Hannah is a 22-year-old former athlete and student in Spokane, WA. Nearly four years ago, she gained nearly 100 pounds in the course of one year. Soon after, she began suffering from severe GI issues, brain fog and chronic pain. She’s seen more than six types of specialists and no one has been able to diagnose her medical illness. In the essay below, she reveals the journey that led her to join the cast of Chasing the Cure, a new show which aims to crowdsource a diagnosis for patients like Hannah who are suffering from an illness without answers. Watch Hannah’s story air on August 8 on TNT and TBS.


It all started my junior year of high school. I was an athlete on our soccer, basketball and golf teams when I began gaining mysterious weight. I’d been as active as I’d ever been, but the number on the scale steadily creeped upward. But when I went to see my doctor, they weren’t concerned. I was a “growing woman” and putting on weight would be my new normal, they told me. I kept training and playing on my teams, but the weight kept adding up. By the time I was a senior and ready to graduate, I’d gained 90 pounds.

The prior year, I was a size two weighing 120 pounds with six pack abs. Something was up. The weight gain itself wasn’t what concerned me—I loved my body and all it could do—but as an athlete, I was also deeply in tune with my body. I knew something was really wrong but no one, including my doctor seemed to take my concerns seriously. Without a sense of medical urgency, I continued preparing for college as normal. I had earned a golf scholarship, which meant before joining the team, I’d need a full physical. At this point, my primary care doctor had started some testing and found out my right thyroid was enlarged, but as I had no other symptoms besides the weight gain, I was cleared to join the team.
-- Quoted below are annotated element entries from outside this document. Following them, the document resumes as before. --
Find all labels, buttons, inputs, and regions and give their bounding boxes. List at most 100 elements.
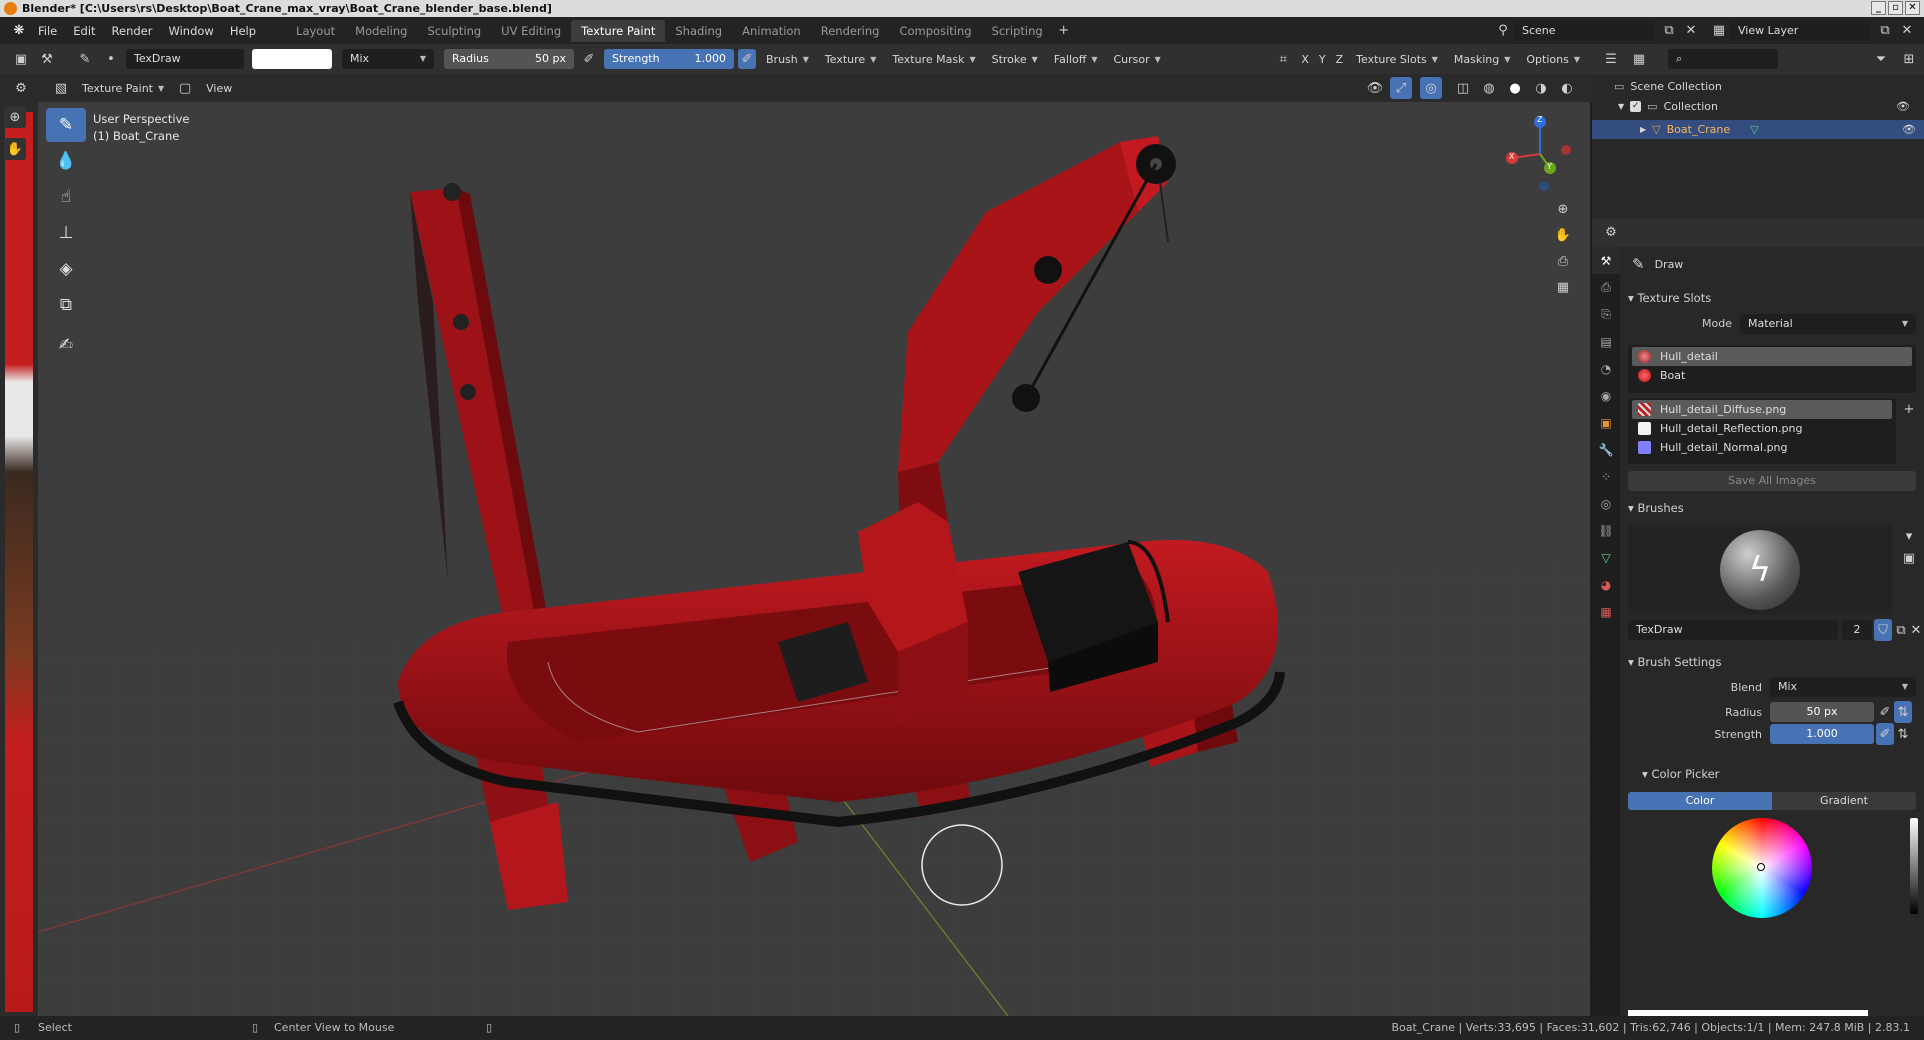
brush-list-chevron-icon[interactable]: ▾	[1898, 525, 1920, 547]
tool-tab-icon[interactable]: ⚒	[1592, 247, 1620, 274]
soften-tool-icon[interactable]: 💧	[46, 144, 86, 178]
3d-viewport[interactable]: User Perspective (1) Boat_Crane Z X Y ⊕ …	[38, 102, 1590, 1016]
texture-mode-dropdown[interactable]: Material ▼	[1740, 314, 1916, 334]
unlink-brush-icon[interactable]: ✕	[1908, 619, 1924, 641]
brush-strength-slider[interactable]: 1.000	[1770, 724, 1874, 744]
physics-tab-icon[interactable]: ◎	[1592, 490, 1620, 517]
expand-arrow-icon[interactable]: ▶	[1640, 125, 1646, 134]
scene-field[interactable]: Scene	[1514, 20, 1654, 41]
properties-editor-icon[interactable]: ⚙	[1600, 222, 1622, 244]
list-item[interactable]: Hull_detail_Diffuse.png	[1632, 400, 1892, 419]
list-item[interactable]: Hull_detail_Reflection.png	[1632, 419, 1892, 438]
radius-slider[interactable]: Radius 50 px	[444, 49, 574, 69]
menu-help[interactable]: Help	[222, 24, 264, 38]
constraints-tab-icon[interactable]: ⛓	[1592, 517, 1620, 544]
scene-browse-icon[interactable]: ⚲	[1492, 20, 1514, 42]
draw-tool-icon[interactable]: ✎	[46, 108, 86, 142]
brush-icon[interactable]: ✎	[74, 48, 96, 70]
texture-slots-panel-header[interactable]: ▾ Texture Slots	[1628, 291, 1711, 305]
strength-pressure-icon[interactable]: ✐	[738, 49, 756, 69]
view-layer-browse-icon[interactable]: ▦	[1708, 20, 1730, 42]
tab-modeling[interactable]: Modeling	[345, 20, 417, 42]
brush-name-input[interactable]: TexDraw	[1628, 620, 1838, 640]
solid-shading-icon[interactable]: ●	[1504, 77, 1526, 99]
gradient-tab[interactable]: Gradient	[1772, 792, 1916, 810]
navigation-gizmo[interactable]: Z X Y	[1500, 114, 1580, 194]
material-tab-icon[interactable]: ◕	[1592, 571, 1620, 598]
blend-dropdown[interactable]: Mix ▼	[342, 49, 434, 69]
editor-type-icon[interactable]: ▣	[10, 48, 32, 70]
render-tab-icon[interactable]: ⎙	[1592, 274, 1620, 301]
menu-edit[interactable]: Edit	[65, 24, 103, 38]
close-button[interactable]: ✕	[1905, 1, 1920, 15]
tab-rendering[interactable]: Rendering	[811, 20, 890, 42]
image-zoom-icon[interactable]: ⊕	[4, 106, 26, 128]
pan-hand-icon[interactable]: ✋	[1552, 224, 1574, 246]
xray-icon[interactable]: ◫	[1452, 77, 1474, 99]
wireframe-shading-icon[interactable]: ◍	[1478, 77, 1500, 99]
tab-uv-editing[interactable]: UV Editing	[491, 20, 571, 42]
face-mask-icon[interactable]: ▢	[174, 77, 196, 99]
new-scene-icon[interactable]: ⧉	[1658, 20, 1680, 42]
collection-checkbox[interactable]: ✓	[1630, 101, 1642, 112]
outliner-object-row[interactable]: ▶ ▽ Boat_Crane ▽ 👁	[1592, 120, 1924, 139]
symmetry-icon[interactable]: ⌗	[1272, 48, 1294, 70]
outliner-search-input[interactable]: ⌕	[1668, 49, 1778, 69]
modifier-tab-icon[interactable]: 🔧	[1592, 436, 1620, 463]
outliner-collection-row[interactable]: ▼ ✓ ▭ Collection 👁	[1618, 100, 1918, 113]
list-item[interactable]: Boat	[1632, 366, 1912, 385]
camera-icon[interactable]: ⎙	[1552, 250, 1574, 272]
viewport-editor-icon[interactable]: ⚙	[10, 77, 32, 99]
list-item[interactable]: Hull_detail	[1632, 347, 1912, 366]
menu-window[interactable]: Window	[160, 24, 221, 38]
collection-visibility-icon[interactable]: 👁	[1896, 100, 1910, 113]
color-picker-panel-header[interactable]: ▾ Color Picker	[1642, 767, 1719, 781]
tab-scripting[interactable]: Scripting	[982, 20, 1053, 42]
brushes-panel-header[interactable]: ▾ Brushes	[1628, 501, 1684, 515]
tab-shading[interactable]: Shading	[665, 20, 732, 42]
show-gizmo-icon[interactable]: ⤢	[1390, 77, 1412, 99]
show-overlays-icon[interactable]: ◎	[1420, 77, 1442, 99]
brush-color-swatch[interactable]	[252, 49, 332, 69]
menu-view[interactable]: View	[200, 78, 238, 98]
menu-texture-mask[interactable]: Texture Mask ▼	[886, 49, 981, 69]
axis-z-toggle[interactable]: Z	[1333, 49, 1347, 69]
color-tab[interactable]: Color	[1628, 792, 1772, 810]
color-wheel-cursor[interactable]	[1757, 863, 1765, 871]
clone-tool-icon[interactable]: ⊥	[46, 216, 86, 250]
image-pan-icon[interactable]: ✋	[4, 138, 26, 160]
filter-icon[interactable]: ⏷	[1870, 48, 1892, 70]
annotate-tool-icon[interactable]: ✍	[46, 328, 86, 362]
color-wheel[interactable]	[1712, 818, 1812, 918]
axis-x-toggle[interactable]: X	[1298, 49, 1312, 69]
brush-preview[interactable]: ϟ	[1628, 525, 1892, 615]
menu-cursor[interactable]: Cursor ▼	[1107, 49, 1166, 69]
outliner-editor-icon[interactable]: ☰	[1600, 48, 1622, 70]
brush-custom-icon[interactable]: ▣	[1898, 547, 1920, 569]
data-tab-icon[interactable]: ▽	[1592, 544, 1620, 571]
tab-layout[interactable]: Layout	[286, 20, 345, 42]
tab-sculpting[interactable]: Sculpting	[417, 20, 491, 42]
brush-blend-dropdown[interactable]: Mix ▼	[1770, 677, 1916, 697]
menu-stroke[interactable]: Stroke ▼	[986, 49, 1044, 69]
scene-tab-icon[interactable]: ◔	[1592, 355, 1620, 382]
object-tab-icon[interactable]: ▣	[1592, 409, 1620, 436]
mode-dropdown[interactable]: Texture Paint ▼	[76, 78, 170, 98]
value-slider[interactable]	[1910, 818, 1918, 914]
menu-texture[interactable]: Texture ▼	[819, 49, 882, 69]
output-tab-icon[interactable]: ⎘	[1592, 301, 1620, 328]
world-tab-icon[interactable]: ◉	[1592, 382, 1620, 409]
display-mode-icon[interactable]: ▦	[1628, 48, 1650, 70]
outliner-scene-collection[interactable]: ▭ Scene Collection	[1614, 80, 1722, 93]
smear-tool-icon[interactable]: ☝	[46, 180, 86, 214]
fill-tool-icon[interactable]: ◈	[46, 252, 86, 286]
view-object-types-icon[interactable]: 👁	[1364, 77, 1386, 99]
new-collection-icon[interactable]: ⊞	[1898, 48, 1920, 70]
ortho-grid-icon[interactable]: ▦	[1552, 276, 1574, 298]
menu-options[interactable]: Options ▼	[1520, 49, 1586, 69]
brush-radius-slider[interactable]: 50 px	[1770, 702, 1874, 722]
delete-scene-icon[interactable]: ✕	[1680, 20, 1702, 42]
menu-masking[interactable]: Masking ▼	[1448, 49, 1517, 69]
delete-view-layer-icon[interactable]: ✕	[1896, 20, 1918, 42]
strength-unit-icon[interactable]: ⇅	[1894, 723, 1912, 745]
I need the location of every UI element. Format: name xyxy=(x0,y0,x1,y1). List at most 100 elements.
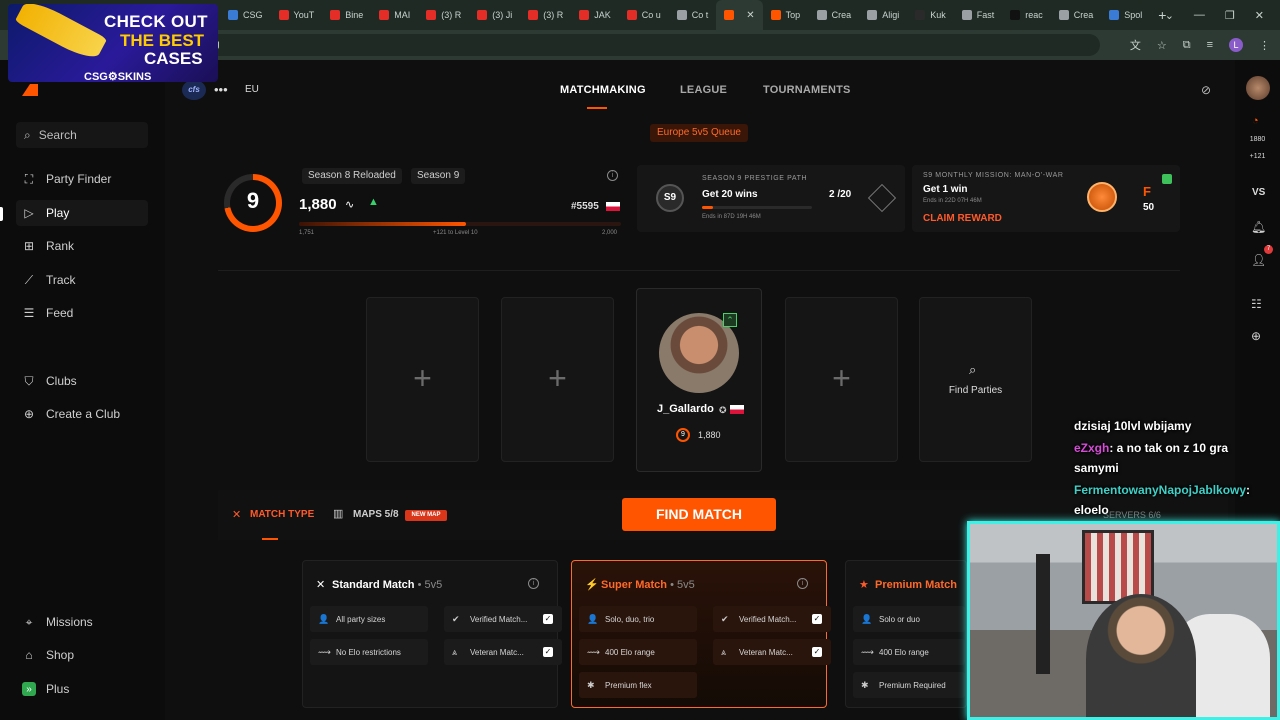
extensions-icon[interactable]: ⧉ xyxy=(1183,39,1191,52)
sidebar-item-label: Shop xyxy=(46,648,75,662)
close-tab-icon[interactable]: ✕ xyxy=(746,10,754,21)
translate-icon[interactable]: 文 xyxy=(1130,37,1141,53)
search-input[interactable]: ⌕ Search xyxy=(16,122,148,148)
match-type-icon: ★ xyxy=(859,579,869,591)
browser-tab[interactable]: Crea xyxy=(1051,0,1102,30)
tab-label: (3) Ji xyxy=(492,10,513,20)
ad-line-1: CHECK OUT xyxy=(104,12,208,31)
omnibox[interactable]: g xyxy=(200,34,1100,56)
find-match-button[interactable]: FIND MATCH xyxy=(622,498,776,531)
browser-tab[interactable]: ✕ xyxy=(716,0,763,30)
option-label: Veteran Matc... xyxy=(470,647,524,657)
browser-tab[interactable]: Co t xyxy=(669,0,717,30)
browser-tab[interactable]: reac xyxy=(1002,0,1051,30)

But from there, my health spiraled out of control. I soon developed GI issues so extreme I was forced to drop out of school. I had to use the bathroom constantly—more than 20 times a day—and it made attending class embarrassing. It got so bad, I would have panic attacks thinking about whether or not I’d have access to a bathroom. I started isolating myself at home.

I felt like my body was no longer my own, my resentment towards my doctors growing by the day. This was definitely not a normal part of being a “growing woman.” I trusted them to help me, to figure out what was going on with my health, and I was told it’s normal. Gaining 90 pounds in a year and having to drop out of college due to illness is not normal. It’s nowhere close to a standard part of becoming a woman.

It’s been four years since I first started having symptoms and I still have no answers. I’ve seen endocrinologists, cardiologists, rheumatologists, gastroenterologists, and orthopedics. I’ve had colonoscopies and more blood tests than I can count. I’ve been told, This is a weight issue. Lose the weight and everything will be okay. Eat celery—that will do it. It’s just anxiety and depression. I used to trust my doctors, but now each visit is heartbreaking because I already know they won’t know what to do.

My mother and grandmother are the ones who’ve kept pushing for solutions and answers. I was very active in trying to find a diagnosis for the first two years, but at some point, it weighs you down. The constant pain, the doctors who might know and then don’t, the tests, the research—it’s a lot. I badly want a diagnosis. I wish I was living life like a normal 22-year-old, but I’m not. Going to the movies, walking around downtown, being active, I’d be doing all sorts of activities if I weren’t shrouded in pain. My entire life is different simply because doctors didn’t know how to help me.